Being it

This week's study is on Galatians 5:22-26:

But the fruit of the Spirit is love, joy, peace, patience, kindness, goodness, faithfulness, gentleness and self-control. Against such things there is no law. Those who belong to Christ Jesus have crucified the sinful nature with its passions and desires. Since we live by the Spirit, let us keep in step with the Spirit. Let us not become conceited, provoking and envying each other.

These verses come as part of Paul's letter to the Galatian church. He scolds them for being slavish followers of the Old Testament law while lacking a certain Christ-likeness. He warns them also about the results of not being Christ-centered, which is the long list of character flaws I think I've mentioned before. And now in these verses, he tells what a Christ-focused person turns out to be. They are a true representative of Christ, and I can tell you from personal experience that that alone can be a powerful evangelism tool.

There are plenty of supernatural things that are fruit of the Spirit. Those are not what Paul is talking about here. There are prophesies, injuries and diseases getting healed, and deliverance from demon possession happening in the church, both in his time, and in ours. I've seen these things myself, and I know people who do missionary work who have seen it even more dramatically where people don't have access to western health care. If there's a sure way to convince someone that God is real without speaking their language, "signs and wonders" are that way.

What Paul is talking about here is Christ-like character. It is a selflessness, a relaxed peacefulness, a discipline despite the cost that people get when they've become serious Christians. That's not to say that people in other religions, even atheists, can't have these traits. I've met some very good irreligious and non-Christian people. But if you're telling people about Christ's power to transform, to redeem bad things, and you're drug-addicted, rude, selfish, unfaithful, lazy, miserable, and constantly agitated, people are naturally going to ask themselves "Where is this power you keep talking about?"

The tricky part is that you can't fake these things any more than you can fake miracles. People are going to find out that you were pretending to be faithful or disciplined or selfless the same as they're going to find out that you paid your cousin to pretend he was paralyzed so he could get out of the wheelchair when you prayed for him. "Whatever is hidden will be revealed," and there is no time in history where that is more true than it is today. Paul is not telling us that Christ wants us to put on the happy face and fake it till we make it. The Gospel isn't a message about Christ's power to watch us transform ourselves.
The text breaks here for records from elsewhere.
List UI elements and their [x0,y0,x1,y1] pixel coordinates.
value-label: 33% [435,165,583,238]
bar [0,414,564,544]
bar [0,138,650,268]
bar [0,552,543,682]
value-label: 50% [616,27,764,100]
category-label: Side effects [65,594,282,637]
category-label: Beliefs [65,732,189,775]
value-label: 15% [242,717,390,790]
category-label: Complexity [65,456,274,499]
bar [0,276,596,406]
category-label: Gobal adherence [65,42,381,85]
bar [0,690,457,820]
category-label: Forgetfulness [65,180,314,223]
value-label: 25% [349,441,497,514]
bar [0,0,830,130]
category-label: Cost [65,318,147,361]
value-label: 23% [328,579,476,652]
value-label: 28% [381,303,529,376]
I don't have much from that list of fruits of the spirit. The couple I believe I do have are not things I've trained myself to have. You may find yourself in the same situation. But we can probably also think of people we know who have gained these things. There are people who have even become Christians just because they saw someone else who had these traits, and they knew they wanted whatever that other person had. To me, that's a much more effective evangelism policy than chasing someone up three flights of stairs shouting "Have you heard about the four spiritual laws?!" (I do believe in traditional evangelism too, but that's a tale for another day.)

So how do we get the fruit of the Spirit, if we can't change ourselves enough to make a difference? The seemingly obvious answer is "from The Spirit." We have to go to where Christ went, and seek these things in prayer and contemplation. If these are the fruit of the Holy Spirit, we need to put ourselves someplace where we are in contact with that Spirit. Prayer and contemplation is sometimes the "bed rest and fluids" of our Christian lives, and sometimes it's invasive surgery. I don't believe anything gets fixed without it.

I think it's difficult to be an ambassador for Christ without the traits people associate with him. It would be like being an American ambassador without speaking English. People are eventually going to suspect you're a fraud. Again, these are not things we can do ourselves any more than the illiterate American ambassador could fake being fluent in English. They take time, intensity, and living in the place we claim to represent.